Variation in the mutation frequency determining quinolone resistance in Chlamydia trachomatis serovars L2 and D.

Objectives: Quinolone resistance of chlamydiae is supposed to be extremely rare. To assess the risk for the emergence of chlamydial quinolone resistance, we analysed the occurrence of resistant mutants in a quantitative perspective.

Methods: Infectious elementary bodies of Chlamydia trachomatis serovar L(2) (ATCC VR-902B) and D (ATTC VR-885) clones were purified on density gradients, and mutants resistant to moxifloxacin and rifampicin were selected by a plaque assay. Plaque assays were conducted with 2 x 10(9) inclusion forming units (IFUs) of each serovar for rifampicin and 2.66 x 10(9) IFUs for moxifloxacin. Resistant clones were analysed for mutations in the gyrA, gyrB, parC and parE genes, and respective MICs were determined by titration experiments.

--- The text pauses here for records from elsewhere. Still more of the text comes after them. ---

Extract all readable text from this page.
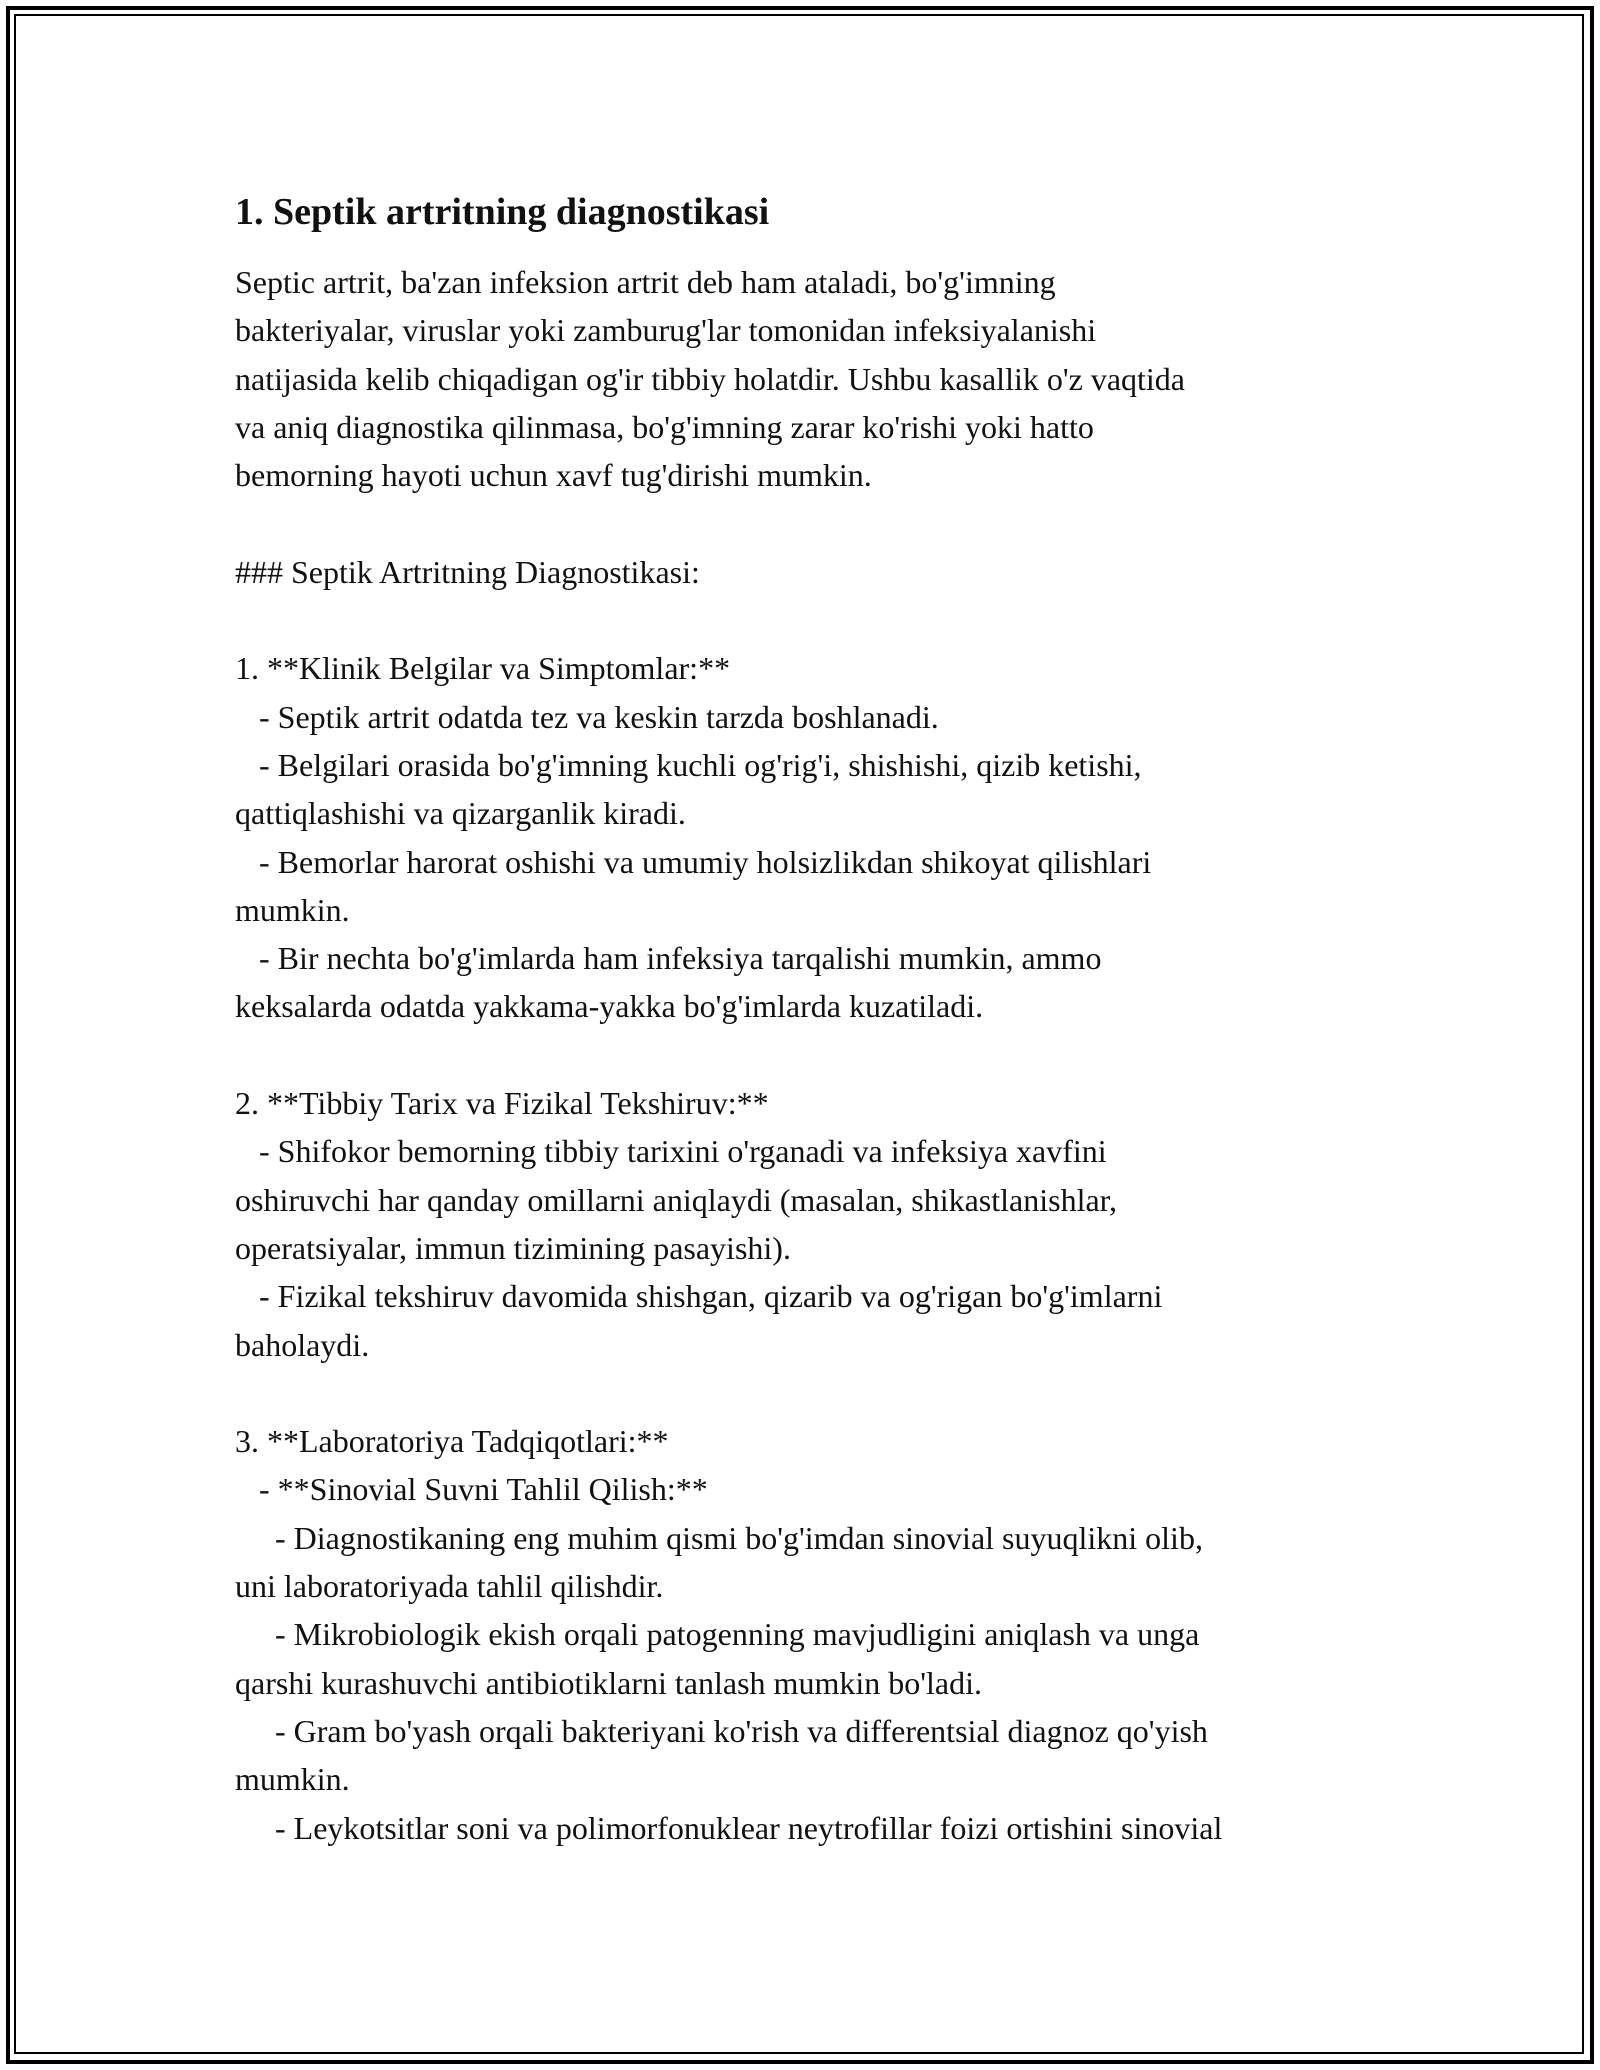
1. Septik artritning diagnostikasi

Septic artrit, ba'zan infeksion artrit deb ham ataladi, bo'g'imning
bakteriyalar, viruslar yoki zamburug'lar tomonidan infeksiyalanishi
natijasida kelib chiqadigan og'ir tibbiy holatdir. Ushbu kasallik o'z vaqtida
va aniq diagnostika qilinmasa, bo'g'imning zarar ko'rishi yoki hatto
bemorning hayoti uchun xavf tug'dirishi mumkin.

### Septik Artritning Diagnostikasi:

1. **Klinik Belgilar va Simptomlar:**
- Septik artrit odatda tez va keskin tarzda boshlanadi.
- Belgilari orasida bo'g'imning kuchli og'rig'i, shishishi, qizib ketishi,
qattiqlashishi va qizarganlik kiradi.
- Bemorlar harorat oshishi va umumiy holsizlikdan shikoyat qilishlari
mumkin.
- Bir nechta bo'g'imlarda ham infeksiya tarqalishi mumkin, ammo
keksalarda odatda yakkama-yakka bo'g'imlarda kuzatiladi.

2. **Tibbiy Tarix va Fizikal Tekshiruv:**
- Shifokor bemorning tibbiy tarixini o'rganadi va infeksiya xavfini
oshiruvchi har qanday omillarni aniqlaydi (masalan, shikastlanishlar,
operatsiyalar, immun tizimining pasayishi).
- Fizikal tekshiruv davomida shishgan, qizarib va og'rigan bo'g'imlarni
baholaydi.

3. **Laboratoriya Tadqiqotlari:**
- **Sinovial Suvni Tahlil Qilish:**
- Diagnostikaning eng muhim qismi bo'g'imdan sinovial suyuqlikni olib,
uni laboratoriyada tahlil qilishdir.
- Mikrobiologik ekish orqali patogenning mavjudligini aniqlash va unga
qarshi kurashuvchi antibiotiklarni tanlash mumkin bo'ladi.
- Gram bo'yash orqali bakteriyani ko'rish va differentsial diagnoz qo'yish
mumkin.
- Leykotsitlar soni va polimorfonuklear neytrofillar foizi ortishini sinovial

Results: Mutation frequencies for rifampicin (MIC >or= 0.2 mg/L) did not differ significantly between serovars L(2) and D (5.7 x 10(-7) versus 6.3 x 10(-7)). In contrast, the occurrence of moxifloxacin-resistant mutants (MIC >or= 0.6 mg/L) was determined to be 2.0-2.2 x 10(-8) for the serovar L(2) isolate and less than 2.66 x 10(-9) for the serovar D isolate. Moxifloxacin resistance of all serovar L(2) clones depended on single-nucleotide point mutations in the quinolone resistance-determining region of the gyrA, whereas no additional mutations were found in the gyrB, parC or parE genes.

Conclusions: C. trachomatis isolates have the potential to present with clinically relevant antibiotic resistance in future. Serovar-specific differences in the occurrence of spontaneous mutations should be taken into account to predict quinolone resistance in different chlamydial diseases.